Read La Calavera de Cristal Online
Authors: Manda Scott
Cuando menos, eso último era cierto. Una vez recobrada cierta confianza, añadió:
—La carta de la fortuna de esta noche muestra una conjunción con Saturno y está en quintil con vuestra carta astral, que se halla en amplia conjunción con vuestra luna. Si estuvieran en oposición me temo que no nos esperaría otro destino que la muerte, pero como están en quintil, puede que logremos salvarnos gracias a vuestro valor y al buen uso de vuestro instinto.
Aguilar fijó la vista en la lejanía por estribor. El mar los acunó durante un buen rato hasta que tomó la palabra:
—Tal vez un día me concedáis el honor de confiarme la verdad. De momento, creeremos que se avecina un temporal, despertaremos a Juan Cruz y a sus hombres, tensaremos las jarcias y alertaremos a las demás naves para que sigan nuestro ejemplo. Si finalmente resulta no ser cierto, convocaré a las tripulaciones de los seis navíos para que les contéis la historia de vuestro abuelo que sirvió de forma tan incondicional al ladrón del rey Enrique y les daré permiso para que os arrojen por la borda si vuestro relato no resulta de su agrado.
Acompañó sus palabras con una amplia sonrisa. Cabía pensar en la posibilidad de que lo dijera en broma.
* * *
El barco se despertó con asombrosa rapidez. Juan Cruz ya andaba a medio vestir, advertido por el vínculo sobrenatural que lo unía a Aguilar y a la embarcación. Mientras escuchaba la fabulación de Owen, su rostro no mostró emoción alguna; sencillamente se limitó a probar el brazo que se estaba recuperando y se puso manos a la obra para que el Aurora se doblegara a las órdenes del capitán.
En cuestión de minutos se escuchó el sonido de los silbidos en las jarcias e izaron las banderas en las drizas, que gracias a la generosa luz de la luna se distinguían con claridad. Despertaron a sacudidas a los marinos adormilados. Desde las antenas de media docena de naves se escucharon vituperios en español que los marinos lanzaban a la noche y al botarate del inglés, siempre con sumo cuidado de no insultar al capitán.
Dado que poco podía hacer, Cedric Owen se retiró al camarote y se sentó en su litera. A su lado, bajo las mantas, reposaba la piedra corazón azul. En su inmovilidad percibió un estado de alerta redoblado, como lo habría notado en un sabueso antes de iniciar la caza nocturna del conejo, consciente de que notaba la presencia de otros animales que él no vería hasta que se los trajera a sus manos, flácidos, calientes, ya casi sin vida.
—Jamás me has pedido algo que no te haya concedido, pero ahora está en juego la vida de otros hombres. ¿Nos llevarás a buen puerto, sanos y salvos, como les he prometido? —preguntó.

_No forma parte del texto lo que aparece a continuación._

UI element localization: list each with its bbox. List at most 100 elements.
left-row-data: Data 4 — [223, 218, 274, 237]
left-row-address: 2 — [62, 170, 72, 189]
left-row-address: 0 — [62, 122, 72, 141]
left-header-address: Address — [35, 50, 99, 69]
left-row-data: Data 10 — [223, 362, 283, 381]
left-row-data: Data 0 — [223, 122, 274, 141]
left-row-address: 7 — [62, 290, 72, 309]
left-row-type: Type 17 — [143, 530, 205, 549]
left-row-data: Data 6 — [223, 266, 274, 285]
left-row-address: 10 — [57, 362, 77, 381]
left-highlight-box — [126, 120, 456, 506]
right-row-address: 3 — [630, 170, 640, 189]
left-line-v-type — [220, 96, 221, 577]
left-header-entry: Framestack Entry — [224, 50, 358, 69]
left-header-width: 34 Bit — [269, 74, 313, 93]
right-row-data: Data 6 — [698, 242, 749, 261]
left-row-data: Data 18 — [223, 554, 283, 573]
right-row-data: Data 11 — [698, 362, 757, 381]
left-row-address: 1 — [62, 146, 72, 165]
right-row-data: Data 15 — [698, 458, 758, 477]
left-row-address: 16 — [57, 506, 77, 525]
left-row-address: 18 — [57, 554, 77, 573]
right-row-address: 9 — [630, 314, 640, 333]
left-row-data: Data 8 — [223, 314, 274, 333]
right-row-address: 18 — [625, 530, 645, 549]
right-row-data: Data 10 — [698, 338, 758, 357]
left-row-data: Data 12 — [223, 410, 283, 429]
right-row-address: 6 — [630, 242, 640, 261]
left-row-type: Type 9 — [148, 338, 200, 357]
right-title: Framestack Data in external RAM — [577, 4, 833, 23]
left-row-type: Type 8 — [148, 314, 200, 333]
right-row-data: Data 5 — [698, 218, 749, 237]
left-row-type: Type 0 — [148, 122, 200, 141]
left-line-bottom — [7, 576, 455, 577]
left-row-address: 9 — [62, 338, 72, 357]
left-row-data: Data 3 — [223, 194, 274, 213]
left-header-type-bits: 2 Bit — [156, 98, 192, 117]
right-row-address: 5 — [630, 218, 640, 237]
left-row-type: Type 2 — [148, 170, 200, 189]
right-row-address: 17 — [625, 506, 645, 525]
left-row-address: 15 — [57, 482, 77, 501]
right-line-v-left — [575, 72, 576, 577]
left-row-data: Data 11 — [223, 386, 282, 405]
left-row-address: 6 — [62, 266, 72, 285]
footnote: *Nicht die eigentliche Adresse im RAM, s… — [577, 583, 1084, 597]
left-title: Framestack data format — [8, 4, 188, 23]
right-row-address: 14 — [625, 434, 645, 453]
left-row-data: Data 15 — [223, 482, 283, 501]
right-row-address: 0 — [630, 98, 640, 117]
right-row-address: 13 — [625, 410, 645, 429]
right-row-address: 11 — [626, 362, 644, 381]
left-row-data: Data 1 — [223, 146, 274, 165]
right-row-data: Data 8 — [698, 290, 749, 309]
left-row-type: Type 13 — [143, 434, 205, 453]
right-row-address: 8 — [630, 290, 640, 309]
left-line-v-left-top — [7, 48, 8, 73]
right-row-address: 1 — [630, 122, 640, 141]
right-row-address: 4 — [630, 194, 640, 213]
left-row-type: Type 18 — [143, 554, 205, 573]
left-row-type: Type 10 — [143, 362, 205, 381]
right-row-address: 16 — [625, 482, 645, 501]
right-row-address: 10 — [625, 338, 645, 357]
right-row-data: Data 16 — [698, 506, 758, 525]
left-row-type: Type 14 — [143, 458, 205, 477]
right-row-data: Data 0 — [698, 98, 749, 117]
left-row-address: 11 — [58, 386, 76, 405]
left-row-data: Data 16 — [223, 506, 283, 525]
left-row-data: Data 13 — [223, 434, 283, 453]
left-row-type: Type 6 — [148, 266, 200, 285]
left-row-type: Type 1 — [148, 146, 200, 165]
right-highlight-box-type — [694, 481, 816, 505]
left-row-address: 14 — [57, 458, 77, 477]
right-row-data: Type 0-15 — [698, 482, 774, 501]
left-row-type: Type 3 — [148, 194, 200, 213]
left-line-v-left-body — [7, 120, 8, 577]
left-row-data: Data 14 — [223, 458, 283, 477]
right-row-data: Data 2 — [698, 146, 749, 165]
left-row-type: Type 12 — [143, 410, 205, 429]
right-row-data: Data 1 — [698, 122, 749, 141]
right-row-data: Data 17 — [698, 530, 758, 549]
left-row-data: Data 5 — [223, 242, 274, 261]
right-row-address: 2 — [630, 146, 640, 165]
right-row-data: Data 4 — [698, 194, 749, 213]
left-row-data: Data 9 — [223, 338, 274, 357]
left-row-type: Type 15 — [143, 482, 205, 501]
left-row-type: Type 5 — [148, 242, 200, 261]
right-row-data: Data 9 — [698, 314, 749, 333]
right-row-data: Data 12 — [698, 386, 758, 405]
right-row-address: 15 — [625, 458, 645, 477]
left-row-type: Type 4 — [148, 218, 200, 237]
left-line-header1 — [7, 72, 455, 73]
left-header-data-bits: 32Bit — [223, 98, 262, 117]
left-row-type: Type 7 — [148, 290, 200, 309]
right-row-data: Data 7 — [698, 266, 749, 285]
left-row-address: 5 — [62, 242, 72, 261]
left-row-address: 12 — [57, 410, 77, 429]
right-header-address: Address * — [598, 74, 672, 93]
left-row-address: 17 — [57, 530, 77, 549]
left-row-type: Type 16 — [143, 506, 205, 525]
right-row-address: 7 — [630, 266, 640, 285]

La piedra no respondió. Nunca lo hacía, pero en el azul que poblaba su mente encontró una paz renovada, una sensación cercana a la consecución, a haber llegado a puerto después de un largo y arduo periplo. Se tumbó y se quedó quieto en la litera, observando la luz de la luna que se filtraba entre las grietas de la entrada.
Al poco, el viento empezó a rasguear con más fuerza las jarcias.
Montaña de Ingleborough,
Parque Nacional de Yorkshire Dales, mayo de 2007
Stella estaba sola con las ovejas y la piedra calavera en las laderas de
Ingleborough.
Esa noche hacía fresco, pero no frío. Unas nubes deshilachadas dibujaban finas rayas entre las estrellas. Allá en lo alto, un riachuelo, el Fell Beck, vertía sus negras aguas en el pozo aún más negro que era Gaping Ghyll. La piedra que llevaba en la mochila le resultaba liviana. Empezaba a acostumbrarse a sus distintas sensaciones; en ese momento y en ese lugar, ninguna de las dos corría peligro.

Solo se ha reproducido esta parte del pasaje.